Do they ever get to Charlotte?


----------



## Ceramictec (Feb 14, 2008)

MattCoops said:


> Do they ever get to Charlotte?


where ? :laughing:


----------



## Ceramictec (Feb 14, 2008)

JJC said:


> It's free, over 80 classes during the week that are free, great networking which is free, fantastic parties that are free. Did I mention it's free!!

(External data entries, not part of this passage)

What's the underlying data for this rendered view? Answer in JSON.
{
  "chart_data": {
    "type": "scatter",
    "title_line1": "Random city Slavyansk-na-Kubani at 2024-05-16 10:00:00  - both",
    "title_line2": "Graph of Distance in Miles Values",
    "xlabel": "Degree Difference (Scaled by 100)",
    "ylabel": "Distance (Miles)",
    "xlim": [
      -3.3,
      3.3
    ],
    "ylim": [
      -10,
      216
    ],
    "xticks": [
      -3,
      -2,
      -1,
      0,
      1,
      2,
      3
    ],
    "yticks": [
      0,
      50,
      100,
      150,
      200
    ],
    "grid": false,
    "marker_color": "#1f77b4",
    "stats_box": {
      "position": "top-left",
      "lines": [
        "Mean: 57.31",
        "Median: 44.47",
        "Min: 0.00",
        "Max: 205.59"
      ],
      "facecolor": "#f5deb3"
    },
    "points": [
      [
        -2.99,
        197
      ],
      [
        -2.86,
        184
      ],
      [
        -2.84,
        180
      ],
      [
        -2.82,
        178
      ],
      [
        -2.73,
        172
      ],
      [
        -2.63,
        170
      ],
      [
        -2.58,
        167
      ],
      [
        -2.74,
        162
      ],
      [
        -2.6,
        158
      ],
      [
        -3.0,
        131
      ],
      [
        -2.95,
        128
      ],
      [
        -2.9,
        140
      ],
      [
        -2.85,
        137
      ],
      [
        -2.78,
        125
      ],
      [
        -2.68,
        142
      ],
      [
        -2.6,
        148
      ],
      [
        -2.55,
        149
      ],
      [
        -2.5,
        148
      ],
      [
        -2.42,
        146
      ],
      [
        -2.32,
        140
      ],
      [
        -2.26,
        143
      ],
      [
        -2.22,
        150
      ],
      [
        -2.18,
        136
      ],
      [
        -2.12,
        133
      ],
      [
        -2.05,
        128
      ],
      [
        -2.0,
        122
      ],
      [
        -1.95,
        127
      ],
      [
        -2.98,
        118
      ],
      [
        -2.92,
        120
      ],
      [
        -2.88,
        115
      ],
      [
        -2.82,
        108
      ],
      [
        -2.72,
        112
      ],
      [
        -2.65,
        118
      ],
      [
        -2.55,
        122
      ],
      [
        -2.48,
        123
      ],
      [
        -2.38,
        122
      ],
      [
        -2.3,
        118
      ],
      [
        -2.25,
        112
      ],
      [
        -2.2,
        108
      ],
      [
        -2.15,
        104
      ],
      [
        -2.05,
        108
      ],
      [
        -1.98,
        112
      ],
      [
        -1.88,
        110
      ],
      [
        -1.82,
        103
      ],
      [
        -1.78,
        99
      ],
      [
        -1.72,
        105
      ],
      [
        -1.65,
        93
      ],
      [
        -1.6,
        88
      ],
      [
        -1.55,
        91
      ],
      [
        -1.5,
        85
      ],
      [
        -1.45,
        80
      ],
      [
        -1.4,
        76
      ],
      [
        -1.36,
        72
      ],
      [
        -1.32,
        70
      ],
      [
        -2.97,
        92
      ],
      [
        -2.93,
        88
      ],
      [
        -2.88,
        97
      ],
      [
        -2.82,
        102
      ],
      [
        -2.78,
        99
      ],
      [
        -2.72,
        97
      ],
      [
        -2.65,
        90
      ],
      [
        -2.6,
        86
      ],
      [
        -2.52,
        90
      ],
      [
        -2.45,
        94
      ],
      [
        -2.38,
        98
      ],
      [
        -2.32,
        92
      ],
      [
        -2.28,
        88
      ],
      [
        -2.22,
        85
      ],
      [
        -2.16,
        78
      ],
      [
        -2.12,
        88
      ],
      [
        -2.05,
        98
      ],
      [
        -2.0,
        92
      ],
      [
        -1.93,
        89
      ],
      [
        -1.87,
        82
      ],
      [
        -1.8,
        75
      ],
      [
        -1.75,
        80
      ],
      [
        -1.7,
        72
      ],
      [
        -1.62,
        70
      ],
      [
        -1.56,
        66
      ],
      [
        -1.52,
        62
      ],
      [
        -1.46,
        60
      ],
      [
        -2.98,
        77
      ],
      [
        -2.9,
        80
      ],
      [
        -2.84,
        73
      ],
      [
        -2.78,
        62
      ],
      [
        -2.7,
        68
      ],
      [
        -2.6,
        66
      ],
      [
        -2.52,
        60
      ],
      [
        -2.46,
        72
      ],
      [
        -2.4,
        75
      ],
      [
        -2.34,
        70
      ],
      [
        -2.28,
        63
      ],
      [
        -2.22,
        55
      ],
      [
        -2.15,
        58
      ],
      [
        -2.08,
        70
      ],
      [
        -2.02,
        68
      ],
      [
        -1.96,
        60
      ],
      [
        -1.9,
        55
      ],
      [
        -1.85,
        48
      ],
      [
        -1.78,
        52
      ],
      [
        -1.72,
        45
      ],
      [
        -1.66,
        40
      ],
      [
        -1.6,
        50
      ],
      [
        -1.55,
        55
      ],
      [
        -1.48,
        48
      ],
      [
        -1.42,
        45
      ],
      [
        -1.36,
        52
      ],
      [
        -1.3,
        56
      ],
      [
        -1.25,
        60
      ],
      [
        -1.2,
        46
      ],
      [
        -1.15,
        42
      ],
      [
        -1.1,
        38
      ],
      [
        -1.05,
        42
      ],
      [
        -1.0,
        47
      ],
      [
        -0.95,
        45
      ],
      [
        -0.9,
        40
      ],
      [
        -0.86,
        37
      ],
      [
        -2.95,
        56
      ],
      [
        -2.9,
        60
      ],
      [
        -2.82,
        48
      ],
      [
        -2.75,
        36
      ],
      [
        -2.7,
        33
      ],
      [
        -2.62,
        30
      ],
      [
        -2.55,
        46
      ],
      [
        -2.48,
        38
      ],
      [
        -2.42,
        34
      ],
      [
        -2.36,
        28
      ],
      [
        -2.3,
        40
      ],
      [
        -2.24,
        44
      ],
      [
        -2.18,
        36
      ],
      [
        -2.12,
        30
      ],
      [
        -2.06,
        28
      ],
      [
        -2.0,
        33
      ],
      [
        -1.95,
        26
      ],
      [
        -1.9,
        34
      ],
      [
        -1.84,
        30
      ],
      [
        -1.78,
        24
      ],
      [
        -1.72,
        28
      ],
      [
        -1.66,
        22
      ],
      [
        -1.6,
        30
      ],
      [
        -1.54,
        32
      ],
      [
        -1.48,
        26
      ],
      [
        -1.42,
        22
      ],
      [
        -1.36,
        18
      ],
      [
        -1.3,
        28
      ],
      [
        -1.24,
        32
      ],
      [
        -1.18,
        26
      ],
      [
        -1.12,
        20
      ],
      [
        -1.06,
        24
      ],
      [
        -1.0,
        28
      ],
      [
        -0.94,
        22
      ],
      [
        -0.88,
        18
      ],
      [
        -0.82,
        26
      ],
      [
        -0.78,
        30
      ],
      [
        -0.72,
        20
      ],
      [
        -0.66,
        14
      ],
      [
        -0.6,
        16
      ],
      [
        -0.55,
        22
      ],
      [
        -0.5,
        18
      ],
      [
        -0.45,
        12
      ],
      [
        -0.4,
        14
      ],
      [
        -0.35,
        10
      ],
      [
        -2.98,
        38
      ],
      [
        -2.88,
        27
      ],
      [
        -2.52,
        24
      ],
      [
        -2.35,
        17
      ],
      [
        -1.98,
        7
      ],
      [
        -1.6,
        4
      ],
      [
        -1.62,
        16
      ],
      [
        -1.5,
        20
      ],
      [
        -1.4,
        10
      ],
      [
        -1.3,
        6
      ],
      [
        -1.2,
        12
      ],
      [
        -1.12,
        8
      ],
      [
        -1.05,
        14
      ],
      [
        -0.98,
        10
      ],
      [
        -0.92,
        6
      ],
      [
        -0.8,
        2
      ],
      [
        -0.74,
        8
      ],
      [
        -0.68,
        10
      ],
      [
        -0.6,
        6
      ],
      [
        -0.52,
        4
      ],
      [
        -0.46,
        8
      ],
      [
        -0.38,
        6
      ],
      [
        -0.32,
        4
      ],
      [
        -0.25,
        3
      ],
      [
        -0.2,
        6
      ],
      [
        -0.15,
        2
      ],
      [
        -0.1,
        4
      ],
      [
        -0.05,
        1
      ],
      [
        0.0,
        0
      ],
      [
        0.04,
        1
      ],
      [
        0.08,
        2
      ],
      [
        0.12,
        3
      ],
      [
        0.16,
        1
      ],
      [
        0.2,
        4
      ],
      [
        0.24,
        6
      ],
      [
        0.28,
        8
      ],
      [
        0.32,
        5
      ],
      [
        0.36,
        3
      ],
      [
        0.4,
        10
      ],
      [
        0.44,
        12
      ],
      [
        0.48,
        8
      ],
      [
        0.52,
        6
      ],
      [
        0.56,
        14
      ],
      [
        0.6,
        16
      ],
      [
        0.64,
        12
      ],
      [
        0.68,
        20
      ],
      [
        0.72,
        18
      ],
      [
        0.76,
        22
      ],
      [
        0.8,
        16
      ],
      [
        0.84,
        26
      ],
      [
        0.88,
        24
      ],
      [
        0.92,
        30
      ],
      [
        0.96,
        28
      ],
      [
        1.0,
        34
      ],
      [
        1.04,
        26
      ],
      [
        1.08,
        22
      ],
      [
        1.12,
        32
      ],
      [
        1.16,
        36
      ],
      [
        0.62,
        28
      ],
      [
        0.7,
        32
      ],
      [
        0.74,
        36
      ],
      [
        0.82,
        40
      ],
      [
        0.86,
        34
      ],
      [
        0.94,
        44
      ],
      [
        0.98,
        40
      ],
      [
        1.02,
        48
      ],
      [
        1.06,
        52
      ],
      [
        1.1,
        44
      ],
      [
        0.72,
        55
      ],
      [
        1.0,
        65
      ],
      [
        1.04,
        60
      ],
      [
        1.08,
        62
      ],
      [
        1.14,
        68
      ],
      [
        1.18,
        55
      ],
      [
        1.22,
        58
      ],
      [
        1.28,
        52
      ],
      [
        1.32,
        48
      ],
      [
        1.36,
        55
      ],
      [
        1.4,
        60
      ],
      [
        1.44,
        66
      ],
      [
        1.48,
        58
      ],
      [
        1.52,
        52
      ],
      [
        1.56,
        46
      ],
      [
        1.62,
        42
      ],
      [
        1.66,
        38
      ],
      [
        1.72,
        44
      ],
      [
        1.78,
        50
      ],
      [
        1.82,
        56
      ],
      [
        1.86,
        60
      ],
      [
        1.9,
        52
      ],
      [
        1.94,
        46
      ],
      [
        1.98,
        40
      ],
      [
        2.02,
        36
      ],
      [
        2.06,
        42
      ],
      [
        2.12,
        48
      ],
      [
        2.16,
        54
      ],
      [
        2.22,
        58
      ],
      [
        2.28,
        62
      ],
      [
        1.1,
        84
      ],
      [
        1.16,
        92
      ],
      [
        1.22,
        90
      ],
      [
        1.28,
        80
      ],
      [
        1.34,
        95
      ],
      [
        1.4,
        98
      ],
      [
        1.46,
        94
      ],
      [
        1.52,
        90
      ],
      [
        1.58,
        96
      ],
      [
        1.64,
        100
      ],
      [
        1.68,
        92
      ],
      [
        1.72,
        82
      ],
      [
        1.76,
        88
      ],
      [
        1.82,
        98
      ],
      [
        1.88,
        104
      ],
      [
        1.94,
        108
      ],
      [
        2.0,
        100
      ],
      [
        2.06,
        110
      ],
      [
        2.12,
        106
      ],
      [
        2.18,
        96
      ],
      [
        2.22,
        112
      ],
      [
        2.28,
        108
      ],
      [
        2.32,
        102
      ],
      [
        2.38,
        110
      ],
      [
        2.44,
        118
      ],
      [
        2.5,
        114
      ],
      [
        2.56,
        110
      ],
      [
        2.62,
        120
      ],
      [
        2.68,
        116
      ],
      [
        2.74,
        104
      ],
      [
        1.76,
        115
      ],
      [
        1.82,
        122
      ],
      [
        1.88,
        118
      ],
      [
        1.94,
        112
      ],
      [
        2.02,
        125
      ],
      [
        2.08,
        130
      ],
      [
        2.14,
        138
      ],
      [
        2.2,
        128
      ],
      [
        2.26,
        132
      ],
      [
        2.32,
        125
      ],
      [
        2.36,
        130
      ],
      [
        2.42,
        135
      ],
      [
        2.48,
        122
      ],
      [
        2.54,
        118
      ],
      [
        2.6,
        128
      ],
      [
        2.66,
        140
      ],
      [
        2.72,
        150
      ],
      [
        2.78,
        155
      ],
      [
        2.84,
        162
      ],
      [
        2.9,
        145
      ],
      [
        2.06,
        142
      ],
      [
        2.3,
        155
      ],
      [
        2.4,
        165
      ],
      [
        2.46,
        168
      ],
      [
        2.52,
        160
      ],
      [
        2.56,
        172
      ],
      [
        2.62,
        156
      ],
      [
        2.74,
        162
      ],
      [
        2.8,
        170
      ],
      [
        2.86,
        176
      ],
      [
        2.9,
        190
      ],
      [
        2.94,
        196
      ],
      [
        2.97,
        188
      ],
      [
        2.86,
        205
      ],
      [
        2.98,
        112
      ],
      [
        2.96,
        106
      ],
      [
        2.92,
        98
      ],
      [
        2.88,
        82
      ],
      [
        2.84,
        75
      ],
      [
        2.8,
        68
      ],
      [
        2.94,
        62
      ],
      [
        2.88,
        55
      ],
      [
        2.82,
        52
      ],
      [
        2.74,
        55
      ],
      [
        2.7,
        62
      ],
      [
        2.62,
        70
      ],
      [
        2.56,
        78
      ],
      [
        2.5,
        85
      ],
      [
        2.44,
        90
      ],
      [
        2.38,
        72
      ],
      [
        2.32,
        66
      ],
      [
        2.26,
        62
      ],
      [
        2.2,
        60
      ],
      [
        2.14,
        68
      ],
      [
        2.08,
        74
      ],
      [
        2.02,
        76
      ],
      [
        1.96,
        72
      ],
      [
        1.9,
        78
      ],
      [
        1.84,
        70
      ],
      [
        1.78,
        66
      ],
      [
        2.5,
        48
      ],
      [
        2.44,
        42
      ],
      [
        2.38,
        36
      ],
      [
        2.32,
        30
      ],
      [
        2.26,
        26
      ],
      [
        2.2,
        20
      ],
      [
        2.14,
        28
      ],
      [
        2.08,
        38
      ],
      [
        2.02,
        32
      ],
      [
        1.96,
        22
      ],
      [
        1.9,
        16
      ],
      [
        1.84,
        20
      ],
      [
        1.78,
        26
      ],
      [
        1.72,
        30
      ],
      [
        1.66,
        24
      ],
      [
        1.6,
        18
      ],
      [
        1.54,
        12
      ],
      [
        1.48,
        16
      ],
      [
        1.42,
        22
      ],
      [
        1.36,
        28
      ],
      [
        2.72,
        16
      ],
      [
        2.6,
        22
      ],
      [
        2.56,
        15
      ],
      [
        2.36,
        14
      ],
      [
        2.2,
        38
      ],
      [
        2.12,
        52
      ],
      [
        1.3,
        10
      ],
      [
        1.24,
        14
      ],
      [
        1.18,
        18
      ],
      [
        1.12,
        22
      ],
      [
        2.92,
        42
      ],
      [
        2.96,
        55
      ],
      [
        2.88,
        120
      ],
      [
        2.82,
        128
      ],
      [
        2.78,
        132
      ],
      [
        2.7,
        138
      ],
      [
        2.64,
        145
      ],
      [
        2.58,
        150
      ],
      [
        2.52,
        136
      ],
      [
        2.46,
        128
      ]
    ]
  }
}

maybe you like it because your from *Free*port, Maine. arty:


----------



## JJC (Nov 5, 2005)

Caught me!! :thumbup:


----------



## Bill_Vincent (Apr 6, 2005)

Hey Jim, he oughta take a walk down along the walk downtown by LLBeans! Ain't nothin even CLOSE to free down there!! :laughing::laughing::laughing:


----------



## JJC (Nov 5, 2005)

Hi Bill,
Your right there is nothin free in freeport.
Great seeing your again at Laticrete and thanks for making the effort to attend.
I realize it is a great distance and expense to travel to a workshop.
Got some good pictures and some great ones that Henry took during the hands on part of the workshop. I'm sending them on to our editor in hopes of having them go along with a story of the events. These things take a toll on you as both Gerald and I just completed a two week road trip. 
Thanks again,
Jim


----------



## Bill_Vincent (Apr 6, 2005)

JJC said:


> Great seeing your again at Laticrete and thanks for making the effort to attend.
> I realize it is a great distance and expense to travel to a workshop.


It was my pleasure! Not only did I get alot of good useful information from You guys, but it was also a great excuse to go down and see a bunch of old friends! Steve Rampino and Art Mintie used to work for my family's company years ago-- they both got their start in the trade there.  And as for David and Henry, Kathy and I pretty much grew up with them. HMR was a good friend and business associate of my father and grandfather. In fact, my grandfather was the very first person to place an order with Mr. Rothberg back in 1956. :thumbup:

So this was a great time on many levels! I even got a chance to spend some time with my sister!


----------